The Relatives Came...bearing aprons!

I may not wear pearls while cooking like June Cleaver (Leave it to Beaver) or wear a nice dress like Aunt Bea while serving breakfast (Mayberry) but I do love to wear aprons!  Last night I made homemade butternut squash-apple soup and a nice hot loaf of Irish soda bread, and my apron saved my clothes from a thorough dusting of flour.  But even more than saving my clothes from splatters and stains, my aprons bring back great memories.  I didn't feel like modeling so one of my dining chairs became my dress form last night. My husband and son watched but wisely said nothing while I draped my aprons over the chair...I think they are getting used to my blogging idiosyncrasies.  Either that, or they have decided I really have gone around the bend and are just too nice to point it out.  Which they should be, since the homemade soup and bread were for them!

Memory number one:  family.  I love Thanksgiving and I have so many happy memories of friends and family gathered around my big dining room table.  We sometimes hosted up to forty people, and had to borrow extra tables and folding chairs from our church to accommodate everyone. We usually had more than one "kids" table and it was all lively and noisy and fun.

A special cousin and her family joined us for many years, and I have wonderful memories of the two of us chatting up a storm in the kitchen as we put the final touches on the meal and watched our children run around doing all the crazy stuff cousins do when they get together.  One year she brought a lovely old- fashioned  porcelain St. Nick that is still the first decoration I unpack each Christmas. Another year it was the charming book The Relatives Came, which I carefully lay out on the coffee table each holiday gathering. Every time I pull it off the shelf in my library it summons back so many happy memories of loving times with special relatives.


And another year it was this harvest apron, which is my go-to apron almost every time I cook.  I love how soft and comfy it is, and I especially love how it makes me smile, even though it must be close to twenty years old.
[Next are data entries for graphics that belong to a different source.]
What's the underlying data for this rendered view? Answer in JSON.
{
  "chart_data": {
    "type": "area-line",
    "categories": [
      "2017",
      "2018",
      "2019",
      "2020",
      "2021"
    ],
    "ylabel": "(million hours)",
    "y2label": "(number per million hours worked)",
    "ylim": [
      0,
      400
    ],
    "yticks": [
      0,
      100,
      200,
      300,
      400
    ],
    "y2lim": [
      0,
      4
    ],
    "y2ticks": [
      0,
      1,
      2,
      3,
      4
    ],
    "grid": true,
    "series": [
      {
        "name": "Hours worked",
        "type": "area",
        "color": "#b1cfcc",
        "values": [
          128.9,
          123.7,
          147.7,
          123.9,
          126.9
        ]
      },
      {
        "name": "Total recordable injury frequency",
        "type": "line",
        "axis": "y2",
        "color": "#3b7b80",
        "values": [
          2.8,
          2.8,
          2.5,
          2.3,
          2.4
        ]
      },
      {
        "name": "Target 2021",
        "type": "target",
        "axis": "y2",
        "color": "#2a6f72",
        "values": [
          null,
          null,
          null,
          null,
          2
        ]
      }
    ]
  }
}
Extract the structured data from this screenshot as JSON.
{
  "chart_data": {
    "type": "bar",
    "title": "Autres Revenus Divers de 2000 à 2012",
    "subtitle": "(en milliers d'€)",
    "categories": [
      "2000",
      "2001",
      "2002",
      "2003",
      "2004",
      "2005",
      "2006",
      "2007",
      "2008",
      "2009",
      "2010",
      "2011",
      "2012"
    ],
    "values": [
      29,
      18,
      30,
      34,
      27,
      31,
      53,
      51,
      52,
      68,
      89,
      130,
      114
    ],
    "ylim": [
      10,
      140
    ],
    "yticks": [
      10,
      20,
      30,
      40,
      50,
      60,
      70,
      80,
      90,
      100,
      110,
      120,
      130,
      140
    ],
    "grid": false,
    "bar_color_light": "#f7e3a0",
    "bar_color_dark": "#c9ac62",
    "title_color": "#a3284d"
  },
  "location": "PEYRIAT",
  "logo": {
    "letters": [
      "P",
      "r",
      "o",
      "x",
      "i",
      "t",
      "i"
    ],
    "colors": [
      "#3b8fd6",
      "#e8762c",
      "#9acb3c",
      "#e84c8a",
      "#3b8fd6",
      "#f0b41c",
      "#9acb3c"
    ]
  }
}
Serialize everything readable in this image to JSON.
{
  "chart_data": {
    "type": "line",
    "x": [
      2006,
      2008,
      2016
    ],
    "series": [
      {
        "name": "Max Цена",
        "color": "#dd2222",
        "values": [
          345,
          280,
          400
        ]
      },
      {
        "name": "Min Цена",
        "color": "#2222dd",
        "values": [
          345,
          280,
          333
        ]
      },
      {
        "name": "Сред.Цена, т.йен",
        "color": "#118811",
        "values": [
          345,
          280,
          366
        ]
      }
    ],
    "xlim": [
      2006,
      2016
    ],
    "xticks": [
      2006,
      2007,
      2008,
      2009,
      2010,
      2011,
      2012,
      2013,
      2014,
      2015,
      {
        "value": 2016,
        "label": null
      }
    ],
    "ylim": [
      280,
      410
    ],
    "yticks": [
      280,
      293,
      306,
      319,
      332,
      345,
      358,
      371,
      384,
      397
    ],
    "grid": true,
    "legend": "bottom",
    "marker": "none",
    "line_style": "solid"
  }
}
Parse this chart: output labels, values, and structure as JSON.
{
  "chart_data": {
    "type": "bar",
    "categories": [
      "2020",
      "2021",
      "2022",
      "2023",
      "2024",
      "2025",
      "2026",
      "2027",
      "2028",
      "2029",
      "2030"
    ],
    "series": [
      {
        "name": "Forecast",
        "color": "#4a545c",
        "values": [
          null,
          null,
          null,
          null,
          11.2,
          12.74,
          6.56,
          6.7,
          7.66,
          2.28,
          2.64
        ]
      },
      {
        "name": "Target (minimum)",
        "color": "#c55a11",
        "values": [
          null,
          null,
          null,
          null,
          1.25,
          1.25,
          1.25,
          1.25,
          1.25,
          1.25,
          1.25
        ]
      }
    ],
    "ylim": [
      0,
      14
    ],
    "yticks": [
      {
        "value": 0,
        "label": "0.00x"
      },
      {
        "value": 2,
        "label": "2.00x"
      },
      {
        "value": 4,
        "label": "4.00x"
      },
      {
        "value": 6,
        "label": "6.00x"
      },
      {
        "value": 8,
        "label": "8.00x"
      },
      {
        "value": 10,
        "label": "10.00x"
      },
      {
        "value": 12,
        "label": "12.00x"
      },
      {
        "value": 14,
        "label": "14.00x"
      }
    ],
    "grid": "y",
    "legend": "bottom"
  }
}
The apron, like this page from the book, is a great reminder of the really important things in life--the laughing, the faces shining with pleasure, and of course, the hugs.  Oh those relatives indeed!



I'll be back tomorrow with another favorite apron that evokes special memories of England every time I tie it around my waist.  In the meantime, here's another apron poem to tug at your "apron" strings!  This one is by Joyce Johnson--I hope my aprons hold as much endless love as this Mamma's apron does!

Mamma wore an ample apron To cover her clean dress. She’d tell you that’s what it was for If you’d asked her, I would guess. But that apron had more uses Than I could even count. It brought in eggs and vegetables And could hold a large amount. Her apron could bring giggles In a game of peek-a-boo With her newest, sweet grandbaby As she hid her face from view. That apron dusted tables And shooed away the flies And did just fine as oven mitts To take out bubbling pies. But the greatest of the treasures That old apron could hold Was the endless love from Mamma 
Abiding in each fold. 


1 comment:

  1. We LOVED this book. Read it so many times when the kids were growing up. Glad you have these special memories of your cousins visits. When families get together, it's pure joy.